I hadn’t thought there was anything about Troia I’d liked, but that was one, not having to worry that my red hair would get me into trouble. I’d dyed it for most of two septads, until Mr. High-and-Mighty Mavortian von Heber—who was probably dead and I should quit being nasty about him—had made me stop. If I’d been thinking in Klepsydra, I would have dyed it again, and made Felix dye his, too, no matter
what
he said, but I hadn’t been thinking, and the kind of hair dye we needed was just not something we were going to find out here in the absolute ass-end of nowhere. So the fact that a lot of actors apparently had Troian and Merrovin blood—well, it didn’t exactly make us inconspicuous, but it did at least make us less of a target.

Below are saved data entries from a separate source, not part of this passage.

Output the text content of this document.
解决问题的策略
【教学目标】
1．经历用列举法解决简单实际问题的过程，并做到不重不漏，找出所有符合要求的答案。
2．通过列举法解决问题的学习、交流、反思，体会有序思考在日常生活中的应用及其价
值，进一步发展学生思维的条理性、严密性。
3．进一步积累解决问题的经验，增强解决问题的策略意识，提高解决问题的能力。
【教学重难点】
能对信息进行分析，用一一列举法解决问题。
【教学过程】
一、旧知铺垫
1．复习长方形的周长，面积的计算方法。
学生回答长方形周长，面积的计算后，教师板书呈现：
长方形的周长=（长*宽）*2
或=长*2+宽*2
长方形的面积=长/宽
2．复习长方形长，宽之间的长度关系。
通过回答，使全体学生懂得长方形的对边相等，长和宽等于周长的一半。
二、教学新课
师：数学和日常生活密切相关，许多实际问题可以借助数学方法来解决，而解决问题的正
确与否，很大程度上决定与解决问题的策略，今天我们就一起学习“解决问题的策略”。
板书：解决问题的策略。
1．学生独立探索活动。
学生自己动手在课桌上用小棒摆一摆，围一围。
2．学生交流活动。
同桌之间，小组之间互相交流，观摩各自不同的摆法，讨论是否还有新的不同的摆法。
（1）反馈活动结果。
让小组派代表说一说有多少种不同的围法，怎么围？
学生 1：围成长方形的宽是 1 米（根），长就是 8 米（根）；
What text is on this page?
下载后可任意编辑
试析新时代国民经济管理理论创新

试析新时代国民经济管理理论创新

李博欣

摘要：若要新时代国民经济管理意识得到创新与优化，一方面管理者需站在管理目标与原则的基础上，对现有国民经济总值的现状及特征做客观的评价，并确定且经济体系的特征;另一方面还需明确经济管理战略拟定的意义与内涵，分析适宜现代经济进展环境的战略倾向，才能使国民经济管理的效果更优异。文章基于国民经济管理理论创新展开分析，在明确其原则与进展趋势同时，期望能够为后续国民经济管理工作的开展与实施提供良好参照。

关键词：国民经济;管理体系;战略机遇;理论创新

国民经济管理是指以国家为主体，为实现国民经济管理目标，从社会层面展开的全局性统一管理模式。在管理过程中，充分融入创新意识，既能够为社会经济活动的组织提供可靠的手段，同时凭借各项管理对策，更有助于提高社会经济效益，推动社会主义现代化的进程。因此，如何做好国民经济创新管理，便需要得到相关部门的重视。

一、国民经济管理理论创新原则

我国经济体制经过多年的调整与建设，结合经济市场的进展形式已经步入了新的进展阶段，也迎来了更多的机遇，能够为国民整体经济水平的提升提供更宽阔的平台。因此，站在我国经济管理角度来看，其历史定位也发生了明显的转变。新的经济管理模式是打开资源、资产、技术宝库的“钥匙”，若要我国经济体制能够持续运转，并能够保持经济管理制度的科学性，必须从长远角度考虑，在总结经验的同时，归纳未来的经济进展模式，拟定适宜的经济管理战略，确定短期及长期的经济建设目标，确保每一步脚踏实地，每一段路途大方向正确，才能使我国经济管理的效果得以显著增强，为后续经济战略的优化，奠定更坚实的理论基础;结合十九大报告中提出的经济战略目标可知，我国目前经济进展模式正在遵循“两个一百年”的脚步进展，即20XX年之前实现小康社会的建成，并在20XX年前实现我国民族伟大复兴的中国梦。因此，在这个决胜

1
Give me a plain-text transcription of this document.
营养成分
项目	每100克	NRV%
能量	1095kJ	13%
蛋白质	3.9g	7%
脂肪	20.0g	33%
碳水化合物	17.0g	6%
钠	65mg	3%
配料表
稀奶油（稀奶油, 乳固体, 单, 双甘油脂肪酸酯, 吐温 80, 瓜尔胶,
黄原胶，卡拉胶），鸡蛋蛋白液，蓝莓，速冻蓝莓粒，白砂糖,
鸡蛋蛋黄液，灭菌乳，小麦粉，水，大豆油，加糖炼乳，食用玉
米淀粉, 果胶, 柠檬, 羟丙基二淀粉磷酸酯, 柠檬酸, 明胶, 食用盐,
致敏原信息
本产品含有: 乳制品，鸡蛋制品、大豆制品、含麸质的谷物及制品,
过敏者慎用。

And actors don’t ask questions. This is the thing I learned about them, and I had days where I wanted to kiss them for it, every man, woman, and child. I mean, they gossiped and all, but if you didn’t bring up the subject of what you’d done with your life or why you were so interested in getting across the Grasslands, they didn’t either. I returned the favor and didn’t go prying around myself, even about Miss Parr, although my curiosity on that subject was getting pretty fierce. Especially on how a gal like her had ended up a governess in Klepsydra. But she wasn’t telling, and it wasn’t like it was any of my business anyway.
We didn’t stay with any one troupe for long. They had their little territories, like the alley cats in the Lower City, and we’d generally end up walking for a day or two from where one troupe wasn’t going no farther west to where we could find the next one. And it was okay—the walking, I mean—but I had to admit it to myself, I couldn’t have walked all the way to Mélusine. Crawled, maybe, but not walked.
And of course, the more that got hammered into my stupid thick skull, the more I worried about what I was going to do with myself when I got back home. And I don’t know how long it took me, but one day it was like I woke up and thought, Fuck me sideways. Why didn’t
I
go to Aigisthos?
The answer came back, quick as a smart remark: because Felix couldn’t. And then I spent the next half mile or so trying to pretend I hadn’t thought that.
You ain’t nothing to him, Milly-Fox, and don’t even try to make like you are. You think he’s going to take you to the Mirador with him when y’all get back to Mélusine? Do you even
want
him to?
And, of course, no, I didn’t. Didn’t want to have nothing to do with the Mirador. Ever. But if we were both in Mélusine, there was a chance maybe we could see each other occasionally. I tried to imagine going out to a bar with Felix, say the Hornet and Spindle or the Green Pig, and then thought, Who the fuck do you think you’re kidding?